Unfortunately, groups have a tarnished past that has left scars on many IT professionals from their experiences in Windows administration. Back in the days of Windows NT 4.0 and earlier, groups had very limited nesting: Global groups could nest into local groups. That was it.

The best practice was to nest users in global groups and global groups into local groups, and then assign permissions to a local group.

The problem was that local groups existed only in the Security Accounts Manager (SAM) database of the server or workstation, not in the domain. So if your budget was distributed across four servers, you’d need four separate sets of local groups, one per server, if you followed the best practice. This best practice was quite painful in larger, complex organizations, many of which resorted to making all groups global groups. Because these groups couldn’t nest inside of each other, this approach provided for no hierarchy whatsoever, so there was no opportunity to represent business logic in a group model. Moreover, there was a significant limitation to the number of accounts that could be supported in a single domain. So it all broke down rapidly.


Active Directory:

All of this changed with the introduction of Active Directory. As soon as a domain was at the Windows 2000 domain functional level or higher, a new scope of group (domain local) was available throughout the domain, and nesting global groups into global groups, or domain local groups into domain local groups, became possible. Universal groups are also available for nesting.

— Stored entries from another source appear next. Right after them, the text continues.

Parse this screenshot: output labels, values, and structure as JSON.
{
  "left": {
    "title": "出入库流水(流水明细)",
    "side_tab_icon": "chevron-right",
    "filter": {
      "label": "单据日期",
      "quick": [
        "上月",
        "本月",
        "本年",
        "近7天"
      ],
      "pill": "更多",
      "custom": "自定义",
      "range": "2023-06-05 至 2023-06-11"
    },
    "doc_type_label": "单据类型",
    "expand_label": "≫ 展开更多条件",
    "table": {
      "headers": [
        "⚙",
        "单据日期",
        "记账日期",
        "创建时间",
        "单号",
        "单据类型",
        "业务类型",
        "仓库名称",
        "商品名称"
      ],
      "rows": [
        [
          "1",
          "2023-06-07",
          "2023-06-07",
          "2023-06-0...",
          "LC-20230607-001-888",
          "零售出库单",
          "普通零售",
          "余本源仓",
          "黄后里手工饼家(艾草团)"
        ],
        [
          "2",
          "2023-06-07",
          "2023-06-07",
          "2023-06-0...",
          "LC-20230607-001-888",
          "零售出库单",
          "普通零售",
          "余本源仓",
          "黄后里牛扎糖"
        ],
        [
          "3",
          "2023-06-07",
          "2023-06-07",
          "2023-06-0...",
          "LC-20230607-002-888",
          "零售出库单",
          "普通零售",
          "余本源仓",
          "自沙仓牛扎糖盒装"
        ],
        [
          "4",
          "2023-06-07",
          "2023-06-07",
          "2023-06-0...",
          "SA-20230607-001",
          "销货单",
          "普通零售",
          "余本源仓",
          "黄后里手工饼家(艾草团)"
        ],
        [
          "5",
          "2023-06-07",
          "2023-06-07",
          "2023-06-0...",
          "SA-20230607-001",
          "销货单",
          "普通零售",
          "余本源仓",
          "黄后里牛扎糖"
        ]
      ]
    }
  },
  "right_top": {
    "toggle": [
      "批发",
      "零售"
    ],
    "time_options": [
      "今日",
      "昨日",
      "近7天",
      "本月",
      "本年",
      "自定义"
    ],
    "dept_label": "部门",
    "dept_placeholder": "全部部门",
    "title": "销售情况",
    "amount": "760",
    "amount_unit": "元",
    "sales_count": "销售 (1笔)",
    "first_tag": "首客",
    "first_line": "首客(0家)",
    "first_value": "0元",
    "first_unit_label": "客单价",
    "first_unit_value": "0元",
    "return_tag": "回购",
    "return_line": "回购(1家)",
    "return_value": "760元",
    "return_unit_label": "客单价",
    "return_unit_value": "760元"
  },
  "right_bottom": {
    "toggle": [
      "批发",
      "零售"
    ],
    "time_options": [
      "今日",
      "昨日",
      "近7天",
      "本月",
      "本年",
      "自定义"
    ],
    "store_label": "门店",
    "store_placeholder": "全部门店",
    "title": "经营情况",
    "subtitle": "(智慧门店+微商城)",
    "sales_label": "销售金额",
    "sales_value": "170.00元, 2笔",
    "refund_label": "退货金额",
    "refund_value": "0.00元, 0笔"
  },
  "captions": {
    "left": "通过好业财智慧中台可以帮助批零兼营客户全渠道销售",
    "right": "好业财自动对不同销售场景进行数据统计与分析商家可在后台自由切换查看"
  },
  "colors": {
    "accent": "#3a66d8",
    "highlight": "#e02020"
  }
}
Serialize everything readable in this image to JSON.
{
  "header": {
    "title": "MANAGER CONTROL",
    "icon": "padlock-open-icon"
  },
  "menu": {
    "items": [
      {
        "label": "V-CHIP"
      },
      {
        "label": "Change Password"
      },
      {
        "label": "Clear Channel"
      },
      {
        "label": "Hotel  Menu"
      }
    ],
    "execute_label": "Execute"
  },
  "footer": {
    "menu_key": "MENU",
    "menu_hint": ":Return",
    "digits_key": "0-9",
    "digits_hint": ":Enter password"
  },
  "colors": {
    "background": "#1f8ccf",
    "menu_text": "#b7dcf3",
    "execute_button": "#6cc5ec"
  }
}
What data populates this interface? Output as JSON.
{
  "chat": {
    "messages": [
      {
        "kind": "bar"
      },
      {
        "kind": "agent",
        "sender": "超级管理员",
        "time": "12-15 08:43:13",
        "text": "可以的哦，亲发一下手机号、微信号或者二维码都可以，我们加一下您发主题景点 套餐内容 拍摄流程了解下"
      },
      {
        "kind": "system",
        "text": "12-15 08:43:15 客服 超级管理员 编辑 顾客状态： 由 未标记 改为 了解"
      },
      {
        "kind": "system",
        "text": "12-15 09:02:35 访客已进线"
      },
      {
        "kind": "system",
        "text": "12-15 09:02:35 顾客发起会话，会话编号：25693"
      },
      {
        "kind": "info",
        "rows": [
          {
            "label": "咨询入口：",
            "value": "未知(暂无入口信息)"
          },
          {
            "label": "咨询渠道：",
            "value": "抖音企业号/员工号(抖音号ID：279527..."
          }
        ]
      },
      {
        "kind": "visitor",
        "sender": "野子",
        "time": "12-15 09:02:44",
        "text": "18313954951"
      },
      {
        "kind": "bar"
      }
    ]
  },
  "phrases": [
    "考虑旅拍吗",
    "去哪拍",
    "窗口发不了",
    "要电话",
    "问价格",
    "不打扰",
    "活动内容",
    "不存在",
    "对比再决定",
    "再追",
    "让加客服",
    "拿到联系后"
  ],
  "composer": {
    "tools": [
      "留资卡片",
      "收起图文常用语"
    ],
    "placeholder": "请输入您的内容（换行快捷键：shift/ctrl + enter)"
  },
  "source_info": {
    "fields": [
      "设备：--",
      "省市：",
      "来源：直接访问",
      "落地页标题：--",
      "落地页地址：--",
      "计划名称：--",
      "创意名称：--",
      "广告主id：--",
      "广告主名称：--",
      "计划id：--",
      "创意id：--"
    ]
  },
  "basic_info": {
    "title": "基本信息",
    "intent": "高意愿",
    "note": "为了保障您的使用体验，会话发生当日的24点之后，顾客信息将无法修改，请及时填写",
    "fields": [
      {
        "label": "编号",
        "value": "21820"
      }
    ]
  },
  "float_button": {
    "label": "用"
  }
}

Computers can now be added easily to groups, and group scopes and types can be converted. Finally, there is no practical limit to the number of objects that can be supported in an Active Directory domain. So life is much better now.

However, many IT professionals carry scars that become clearly visible when you start talking about group management. Either they believe that they already know all there is to know about groups, or they recoil in pain thinking, incorrectly, of how difficult group management must still be. It can take a lot of work to get past those scars.

If this sounds funny to you, consider yourself lucky! we’ve worked with many clients where, as we charted out a role-based management strategy, we actually had to ban the words “global group” and “domain local group” from the discussion! Administrators often want to jump right into the technology, the how, skipping the more important questions of why, what, when, where, and who. And invariably they end up introducing what they feel are salient technical concerns without first envisioning the future, recognizing the pain points that can be solved, and understanding that it’s not a one-page cheat sheet that will get them to the solution. Role based management—its analysis, design, implementation, support, and troubleshooting— takes work. But it pays off!